IN THE SAME newspaper that reports that a teenager is found handling stolen goods, another snatches an old lady's handbag from her hand, three 14-year-old girl children stab (yes, with a knife) another 14-year-old girl child, pensioners in Shakespeare Road are terrorised nightly by children and teenagers, and the list of crimes committed includes a car windscreen wantonly smashed and a charity shop wrecked and robbed, we can still get a writer in your paper who can say that "we used to call it kids being kids, but now it is known as juvenile nuisance" !
Well, as a kid being a kid, the worst I ever did was knock on doors and run away; I didn't smash car windscreens, terrorise old people, set fire to letter boxes, throw stones through peoples' windows, or any other of the crimes listed in our newspapers regularly as being committed by under-age children, who cannot of course be convicted, so get off scot-free.

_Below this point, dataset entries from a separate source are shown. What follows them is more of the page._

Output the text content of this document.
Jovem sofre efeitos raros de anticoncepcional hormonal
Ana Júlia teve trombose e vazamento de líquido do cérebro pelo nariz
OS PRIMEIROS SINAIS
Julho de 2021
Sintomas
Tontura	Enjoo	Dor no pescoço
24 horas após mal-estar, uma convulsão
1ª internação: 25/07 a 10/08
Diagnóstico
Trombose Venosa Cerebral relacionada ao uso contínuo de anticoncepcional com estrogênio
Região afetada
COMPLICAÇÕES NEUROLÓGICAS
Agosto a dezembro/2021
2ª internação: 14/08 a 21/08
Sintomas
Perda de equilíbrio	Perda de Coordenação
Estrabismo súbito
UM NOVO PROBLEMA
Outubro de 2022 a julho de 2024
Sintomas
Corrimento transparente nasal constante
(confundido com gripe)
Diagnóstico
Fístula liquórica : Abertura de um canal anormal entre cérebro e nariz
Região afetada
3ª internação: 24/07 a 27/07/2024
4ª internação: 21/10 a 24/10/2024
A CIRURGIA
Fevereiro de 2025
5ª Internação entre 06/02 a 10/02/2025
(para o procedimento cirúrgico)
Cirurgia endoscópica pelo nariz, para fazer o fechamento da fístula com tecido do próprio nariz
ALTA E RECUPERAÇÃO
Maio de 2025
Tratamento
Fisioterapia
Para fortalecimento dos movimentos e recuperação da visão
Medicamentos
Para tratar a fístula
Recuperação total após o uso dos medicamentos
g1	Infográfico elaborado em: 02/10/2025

Furthermore these children know that they will get off scot-free that's why they commit the crimes.
They know that society, which includes the police, teachers, clergy, parents, in fact anybody who is (or should be) in a position of authority, have chickened out of using that authority, and that "political correctness" rules.
"Political correctness" is no more than the fear of correcting or criticising anybody or anything.
We are doing no favours to our younger generation by not giving them any boundaries or rules and by allowing to grow up without a sense of shame.
Children need boundaries, they crave them in order to feel valued, and when they don't get them they have to do more and worse things to draw attention to themselves.
If their actions go unpunished, as they mostly do, and if any police presence or authority presence of every kind is withdrawn, as it mostly is these days, such children will grow up with no sense of guilt.
Society is becoming daily less safe for everybody and particularly for the frail, helpless and elderly.
Does anybody in authority care? I don't think so.
They might do something serious about it if they did, instead of being so limp-wristed and pathetic.